I was loved, like a house on fire, in a relationship that lasted a quarter-century. My time as Mark’s girlfriend, and then Mark’s wife was blessed and special and holy. We had some great fights; we were proud that we knew how to fight. We had rough roads, sometimes for long stretches. Money was always tight. We got on each other’s nerves. We’d get too busy and grow apart, and then circle back around, look at each other and zing! the spark would re-light and we were stupid with honeymoon love.
The poem below is by my favorite contemporary poet, Mary Oliver. It’s used here without permission. I’d print just the link, but her words are what broke me open today, and allowed me to sit in stillness long enough to write. That hasn’t happened in a long, long while.
My path today is filled with constant distractions. I work too much. When I am not working, I find distractions to keep my mind busy because it’s in the pauses that it hits me. He’s gone. And I clench my jaw and push on, because that’s what I have to do, push on.
This pause is for Mark and me, the honeymooners, so lucky in love.
When Death Comes
By Mary Oliver
When death comes
like the hungry bear in autumn;
when death comes and takes all the bright coins from his purse
to buy me, and snaps his purse shut;
when death comes
like the measle-pox;
when death comes
like an iceberg between the shoulder blades,
I want to step through the door full of curiosity, wondering:
what is it going to be like, that cottage of darkness?

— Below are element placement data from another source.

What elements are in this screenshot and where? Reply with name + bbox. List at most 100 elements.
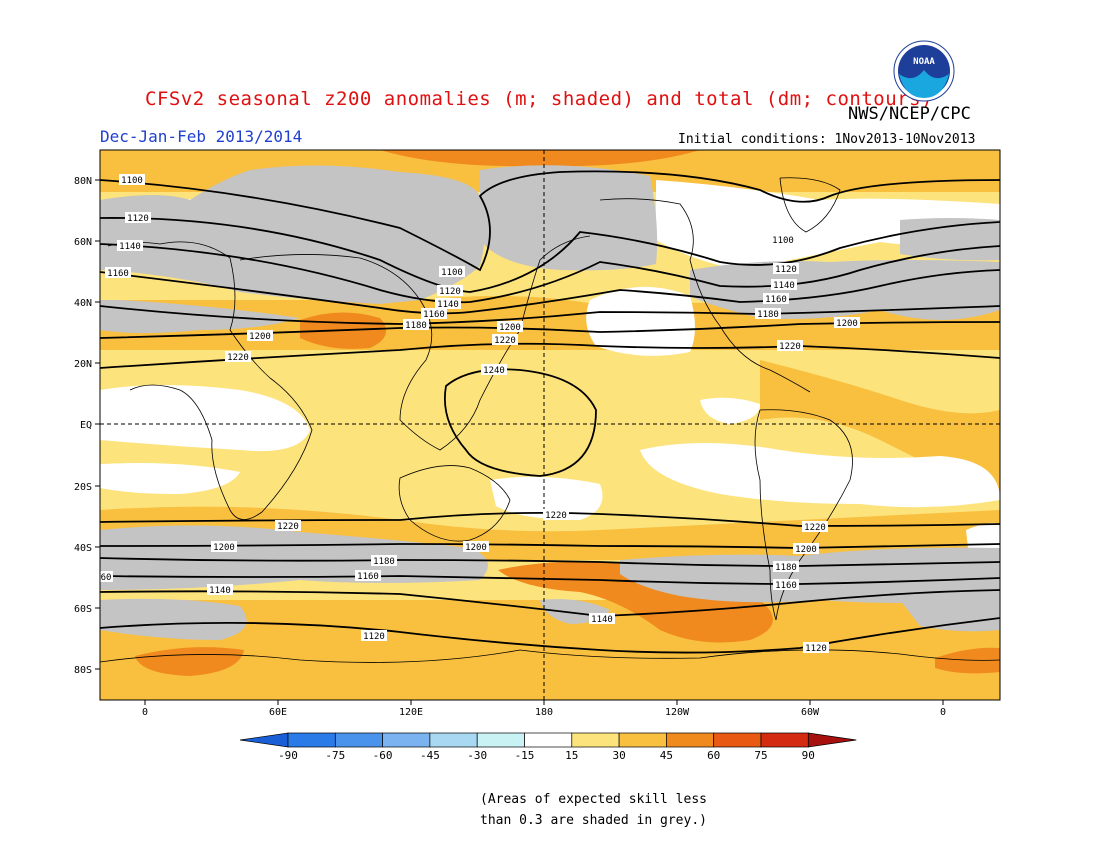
contour-label-bg [361,630,387,641]
contour-label-bg [463,541,489,552]
contour-label-bg [773,561,799,572]
lon-label: 0 [940,707,946,718]
coast-asia [239,235,591,451]
colorbar-swatch [429,732,478,748]
contour-label: 1220 [779,342,801,352]
contour-label-bg [543,509,569,520]
contour-label-bg [125,212,151,223]
contour-label-bg [437,285,463,296]
anomaly-antarctic-max-west [935,647,1000,674]
contour-label-bg [435,298,461,309]
lat-label: 80S [74,665,92,676]
contour-label-bg [773,263,799,274]
low-skill-europe [900,218,1000,261]
contour-label: 1220 [545,511,567,521]
coast-greenland [779,177,841,233]
contour-label: 1220 [494,336,516,346]
contour-label: 1100 [772,236,794,246]
coast-antarctica [100,649,1000,663]
colorbar-swatch [287,732,336,748]
agency-label: NWS/NCEP/CPC [848,104,971,124]
contour-1140-north [100,243,1000,304]
anomaly-neutral-south-indian [100,463,240,494]
contour-label-bg [481,364,507,375]
contour-label-bg [99,571,113,582]
contour-label: 1160 [107,269,129,279]
lat-label: 20N [74,359,92,370]
contour-1120-north [100,217,1000,293]
contour-label-bg [497,321,523,332]
lon-label: 0 [142,707,148,718]
contour-label: 1140 [437,300,459,310]
contour-label-bg [492,334,518,345]
colorbar-swatch [760,732,809,748]
contour-label: 1160 [423,310,445,320]
lat-label: EQ [80,420,92,431]
contour-1220-north [100,342,1000,369]
colorbar-swatch [334,732,383,748]
contour-label: 1180 [775,563,797,573]
contour-label: 1140 [591,615,613,625]
contour-label-bg [403,319,429,330]
skill-note-line1: (Areas of expected skill less [480,792,707,807]
colorbar-tick-label: -60 [373,749,393,762]
colorbar-tick-label: 75 [754,749,767,762]
contour-label: 1220 [227,353,249,363]
contour-label-bg [207,584,233,595]
contour-label: 1140 [773,281,795,291]
contour-label-bg [225,351,251,362]
contour-label: 1240 [483,366,505,376]
low-skill-southern-ocean-west [100,525,488,590]
colorbar: -90 -75 -60 -45 -30 -15 15 30 45 60 75 90 [239,732,857,762]
contour-label: 1140 [209,586,231,596]
noaa-logo-text: NOAA [913,57,935,67]
low-skill-north-pacific [480,165,658,271]
contour-label: 1160 [765,295,787,305]
lat-label: 80N [74,176,92,187]
lat-label: 60S [74,604,92,615]
coast-africa-europe [107,241,313,520]
low-skill-antarctic-east [900,595,1000,632]
contour-1180-north [100,305,1000,325]
contour-1160-south [100,575,1000,585]
contour-label-bg [755,308,781,319]
colorbar-swatch [571,732,620,748]
contour-label: 1180 [405,321,427,331]
contour-1180-south [100,557,1000,567]
colorbar-tick-label: 60 [707,749,720,762]
low-skill-atlantic-subtropics [100,300,300,333]
shaded-anomalies [100,150,1000,700]
contour-label: 1120 [127,214,149,224]
colorbar-tick-label: 30 [612,749,625,762]
contour-label: 1200 [836,319,858,329]
colorbar-tick-label: 45 [660,749,673,762]
map-frame [99,149,1001,701]
anomaly-arctic-max [380,150,700,167]
contour-label: 1160 [775,581,797,591]
contour-label: 1200 [465,543,487,553]
contour-label: 1220 [277,522,299,532]
colorbar-tick-label: -45 [420,749,440,762]
lon-label: 180 [535,707,553,718]
contour-label-bg [763,293,789,304]
lat-label: 40S [74,543,92,554]
skill-note-line2: than 0.3 are shaded in grey.) [480,813,707,828]
contour-label-bg [211,541,237,552]
contour-label-bg [105,267,131,278]
contour-1200-south [100,543,1000,549]
colorbar-arrow-right [807,732,857,748]
anomaly-neutral-south-atlantic [640,443,1000,508]
initial-conditions: Initial conditions: 1Nov2013-10Nov2013 [678,132,976,147]
contour-1120-south [100,617,1000,654]
anomaly-neutral-africa-east [100,385,310,452]
coastlines [100,177,1000,663]
contour-label: 1200 [249,332,271,342]
lat-label: 20S [74,482,92,493]
contour-label-bg [247,330,273,341]
contour-label-bg [421,308,447,319]
contour-label-bg [770,234,796,245]
contour-label-bg [371,555,397,566]
low-skill-eurasia [100,165,485,304]
lon-label: 120W [665,707,690,718]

And therefore I look upon everything
as a brotherhood and a sisterhood,
and I look upon time as no more than an idea,
and I consider eternity as another possibility,
and I think of each life as a flower, as common
as a field daisy, and as singular,
and each name a comfortable music in the mouth
tending as all music does, toward silence,
and each body a lion of courage, and something
precious to the earth.
When it’s over, I want to say: all my life
I was a bride married to amazement.
I was a bridegroom, taking the world into my arms.
When it’s over, I don’t want to wonder
if I have made of my life something particular, and real.
I don’t want to find myself sighing and frightened
or full of argument.
I don’t want to end up simply having visited this world.